Por un lado, confirmaría que estará en la recta final por la candidatura de Quintana Roo, en 2027; y en ese sentido, grupos del morenismo duro (fundacional) lo esperan como el Mesías, como el redentor que tanto estaban esperando.
Pero ¿qué pasaría si ese nombramiento se cae?, como los mismos “marinistas” han confesado que se opera?
Desde el grupo del “morenismo oficialista” lo leerían como un claro triunfo y, a la luz del giro, un triunfo contundente para ubicar a su candidato, el senador Eugenio Segura en la primera posición, para quedar prácticamente en solitario por el lado masculino. Porque también la candidatura podría continuar en el género femenino y, en ese sentido, las posibilidades son dos: Ana Paty Peralta, de Cancún; y Estefanía Mercado, de Playa del Carmen.

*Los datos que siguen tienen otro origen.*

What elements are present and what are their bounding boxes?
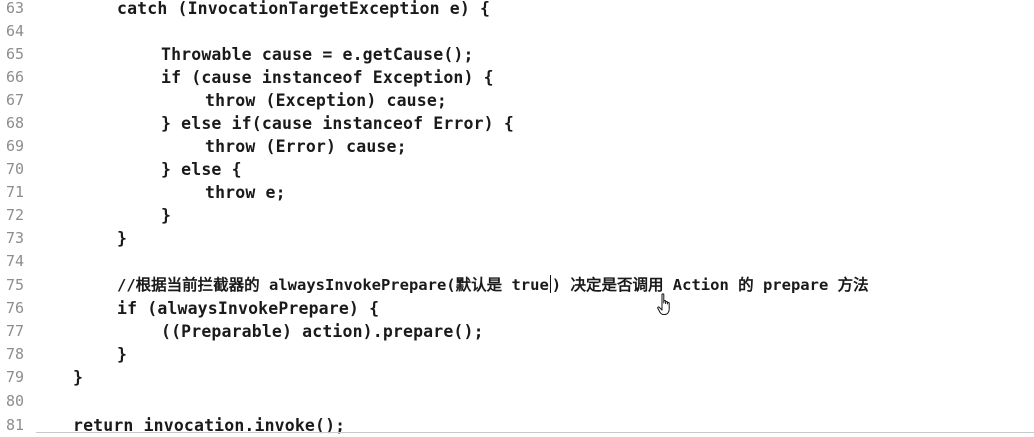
line-number: 66	[6, 68, 25, 86]
line-number: 78	[6, 345, 25, 363]
line-number: 71	[6, 183, 25, 201]
line-code[interactable]: }	[161, 204, 171, 227]
line-code[interactable]: throw (Exception) cause;	[205, 89, 447, 112]
code-line: 70 } else {	[0, 158, 1034, 181]
line-code[interactable]: } else if(cause instanceof Error) {	[161, 112, 514, 135]
code-line: 74	[0, 250, 1034, 273]
line-code[interactable]: throw (Error) cause;	[205, 135, 407, 158]
line-number: 79	[6, 368, 25, 386]
line-number: 64	[6, 22, 25, 40]
line-code[interactable]: return invocation.invoke();	[73, 414, 345, 437]
line-number: 65	[6, 45, 25, 63]
code-line: 69 throw (Error) cause;	[0, 135, 1034, 158]
line-number: 67	[6, 91, 25, 109]
comment-text-before-caret: //根据当前拦截器的 alwaysInvokePrepare(默认是 true	[117, 276, 549, 294]
code-line: 64	[0, 20, 1034, 43]
line-code[interactable]: catch (InvocationTargetException e) {	[117, 0, 490, 20]
line-number: 80	[6, 392, 25, 410]
line-code[interactable]: if (cause instanceof Exception) {	[161, 66, 494, 89]
code-line: 72 }	[0, 204, 1034, 227]
code-line: 68 } else if(cause instanceof Error) {	[0, 112, 1034, 135]
code-line: 65 Throwable cause = e.getCause();	[0, 43, 1034, 66]
line-code[interactable]: Throwable cause = e.getCause();	[161, 43, 474, 66]
line-code[interactable]: ((Preparable) action).prepare();	[161, 320, 484, 343]
line-code[interactable]: throw e;	[205, 181, 286, 204]
line-number: 75	[6, 276, 25, 294]
line-number: 63	[6, 0, 25, 17]
comment-line[interactable]: //根据当前拦截器的 alwaysInvokePrepare(默认是 true)…	[117, 274, 869, 297]
line-number: 77	[6, 322, 25, 340]
comment-text-after-caret: ) 决定是否调用 Action 的 prepare 方法	[551, 276, 869, 294]
line-number: 74	[6, 252, 25, 270]
code-editor[interactable]: 63 catch (InvocationTargetException e) {…	[0, 0, 1034, 437]
line-number: 72	[6, 206, 25, 224]
line-code[interactable]: }	[73, 366, 83, 389]
code-line: 73 }	[0, 227, 1034, 250]
line-number: 81	[6, 416, 25, 434]
line-number: 70	[6, 160, 25, 178]
line-number: 76	[6, 299, 25, 317]
code-line: 81 return invocation.invoke();	[0, 414, 1034, 437]
code-line: 75 //根据当前拦截器的 alwaysInvokePrepare(默认是 tr…	[0, 274, 1034, 297]
code-line: 78 }	[0, 343, 1034, 366]
line-code[interactable]: if (alwaysInvokePrepare) {	[117, 297, 379, 320]
editor-bottom-border	[36, 432, 1034, 433]
code-line: 79 }	[0, 366, 1034, 389]
code-line: 67 throw (Exception) cause;	[0, 89, 1034, 112]
code-line: 66 if (cause instanceof Exception) {	[0, 66, 1034, 89]
code-line: 63 catch (InvocationTargetException e) {	[0, 0, 1034, 20]
code-line: 80	[0, 390, 1034, 413]
hand-pointer-icon	[657, 293, 670, 315]
line-number: 73	[6, 229, 25, 247]
line-number: 68	[6, 114, 25, 132]
code-line: 76 if (alwaysInvokePrepare) {	[0, 297, 1034, 320]
code-line: 77 ((Preparable) action).prepare();	[0, 320, 1034, 343]
text-caret	[549, 275, 551, 293]
line-code[interactable]: } else {	[161, 158, 242, 181]
line-code[interactable]: }	[117, 227, 127, 250]
line-code[interactable]: }	[117, 343, 127, 366]
line-number: 69	[6, 137, 25, 155]
code-line: 71 throw e;	[0, 181, 1034, 204]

Como se dijo el lunes pasado en la columna Naderías Totales, la fecha D para esta llegada sería el 1 marzo, aunque esta fecha podría varias en días. Desde el lado de Marín aseguran que ese día habrá “humo blanco”. Que la decisión está tomada y pasó, desde luego, por la presidenta Claudia Sheinbaum.
Será sin dudas las más fuerte señal rumbo al cambio de estafeta que ocurrirá el año próximo; lo que no caben dudas es que la interna definirá la elección, ante una oposición nula, ausente y a modo.